Diamond Turning: The Evolution of Precision Optics Manufacturing Through Innovative Freeform Surfaces
Jeffrey Roblee, VP of Technology at Precitech, had a deep conversation with Savannah Jones about the history and advancements in diamond turning. Precitech, originally known as Newell Precision in the 1960s, is renowned for making bearings and bearing rotary stages. The company has significantly advanced precision motion, which is essential in the manufacture of optics through diamond machining.
Jeff explained how diamond tools have unique properties allowing them to create an optical surface on a variety of materials, including non-ferrous metals and different plastic and synthetic materials. The advent of diamond turning led to the acceptance of asymmetric optics. Precitech focused on taking these building blocks of precision motion control and applying them to making optics.
Roblee’s career has been tightly intertwined with the evolution of diamond turning since his early days at Lawrence Livermore National Laboratory (LLNL) in the late 1970s. He then spent some time at Carl Zeiss in Germany and later moved to Polaroid, both also utilizing diamond turning. He joined Precitech in 2002 and has been instrumental in pushing the boundaries of the technology.
The conversation took a trip back in time to the early days of diamond turning, starting from simple two-axis machining to the introduction of fast tool servos and zc (slow tool servo) turning, enabling the creation of freeform surfaces. The advent of single point diamond turning, now the preferred method, offered more control and precision.

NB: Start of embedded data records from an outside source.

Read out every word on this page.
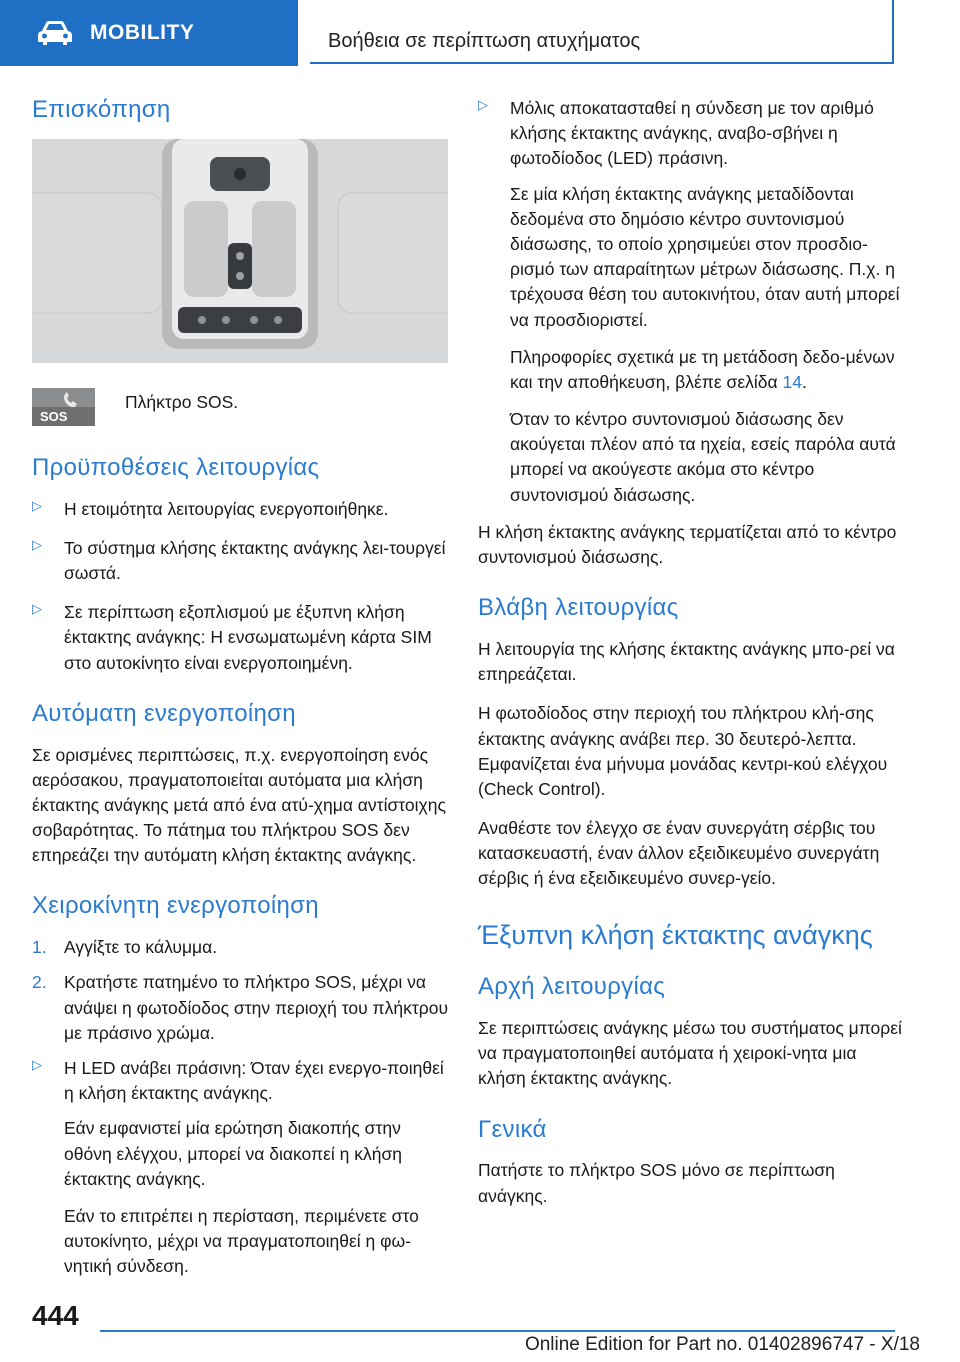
MOBILITY	Βοήθεια σε περίπτωση ατυχήματος
Επισκόπηση
SOS
Πλήκτρο SOS.
Προϋποθέσεις λειτουργίας
▷ Η ετοιμότητα λειτουργίας ενεργοποιήθηκε.
▷ Το σύστημα κλήσης έκτακτης ανάγκης λει-τουργεί σωστά.
▷ Σε περίπτωση εξοπλισμού με έξυπνη κλήση έκτακτης ανάγκης: Η ενσωματωμένη κάρτα SIM στο αυτοκίνητο είναι ενεργοποιημένη.
Αυτόματη ενεργοποίηση

Σε ορισμένες περιπτώσεις, π.χ. ενεργοποίηση ενός αερόσακου, πραγματοποιείται αυτόματα μια κλήση έκτακτης ανάγκης μετά από ένα ατύ-χημα αντίστοιχης σοβαρότητας. Το πάτημα του πλήκτρου SOS δεν επηρεάζει την αυτόματη κλήση έκτακτης ανάγκης.

Χειροκίνητη ενεργοποίηση
1. Αγγίξτε το κάλυμμα.
2. Κρατήστε πατημένο το πλήκτρο SOS, μέχρι να ανάψει η φωτοδίοδος στην περιοχή του πλήκτρου με πράσινο χρώμα.
▷ Η LED ανάβει πράσινη: Όταν έχει ενεργο-ποιηθεί η κλήση έκτακτης ανάγκης.
Εάν εμφανιστεί μία ερώτηση διακοπής στην οθόνη ελέγχου, μπορεί να διακοπεί η κλήση έκτακτης ανάγκης.
Εάν το επιτρέπει η περίσταση, περιμένετε στο αυτοκίνητο, μέχρι να πραγματοποιηθεί η φω-νητική σύνδεση.
▷ Μόλις αποκατασταθεί η σύνδεση με τον αριθμό κλήσης έκτακτης ανάγκης, αναβο-σβήνει η φωτοδίοδος (LED) πράσινη.
Σε μία κλήση έκτακτης ανάγκης μεταδίδονται δεδομένα στο δημόσιο κέντρο συντονισμού διάσωσης, το οποίο χρησιμεύει στον προσδιο-ρισμό των απαραίτητων μέτρων διάσωσης. Π.χ. η τρέχουσα θέση του αυτοκινήτου, όταν αυτή μπορεί να προσδιοριστεί.
Πληροφορίες σχετικά με τη μετάδοση δεδο-μένων και την αποθήκευση, βλέπε σελίδα 14.
Όταν το κέντρο συντονισμού διάσωσης δεν ακούγεται πλέον από τα ηχεία, εσείς παρόλα αυτά μπορεί να ακούγεστε ακόμα στο κέντρο συντονισμού διάσωσης.

Η κλήση έκτακτης ανάγκης τερματίζεται από το κέντρο συντονισμού διάσωσης.

Βλάβη λειτουργίας

Η λειτουργία της κλήσης έκτακτης ανάγκης μπο-ρεί να επηρεάζεται.

Η φωτοδίοδος στην περιοχή του πλήκτρου κλή-σης έκτακτης ανάγκης ανάβει περ. 30 δευτερό-λεπτα. Εμφανίζεται ένα μήνυμα μονάδας κεντρι-κού ελέγχου (Check Control).

Αναθέστε τον έλεγχο σε έναν συνεργάτη σέρβις του κατασκευαστή, έναν άλλον εξειδικευμένο συνεργάτη σέρβις ή ένα εξειδικευμένο συνερ-γείο.

Έξυπνη κλήση έκτακτης ανάγκης
Αρχή λειτουργίας

Σε περιπτώσεις ανάγκης μέσω του συστήματος μπορεί να πραγματοποιηθεί αυτόματα ή χειροκί-νητα μια κλήση έκτακτης ανάγκης.

Γενικά

Πατήστε το πλήκτρο SOS μόνο σε περίπτωση ανάγκης.

444
Online Edition for Part no. 01402896747 - X/18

The industry’s progression has led to the increased use of freeform shapes and an extra degree of freedom for optical designers. Advancements have allowed designers to improve the performance of optical systems or make them more compact. Today, freeform surfaces that don’t have an axis of symmetry have become a growing need, enabling the creation of complex shapes that couldn’t be achieved by traditional optics manufacturing.
Finally, they discussed the future, foreseeing processes becoming simpler and more streamlined. The cost of making molds or optics directly for freeform surfaces is decreasing, making it more manageable. Precitech has made strides in this area, creating a machine with a vertical linear axis and two horizontal axes.
Overall, the conversation shed light on the evolution of diamond turning technology, its impact on the optics industry, and the exciting prospects for the future.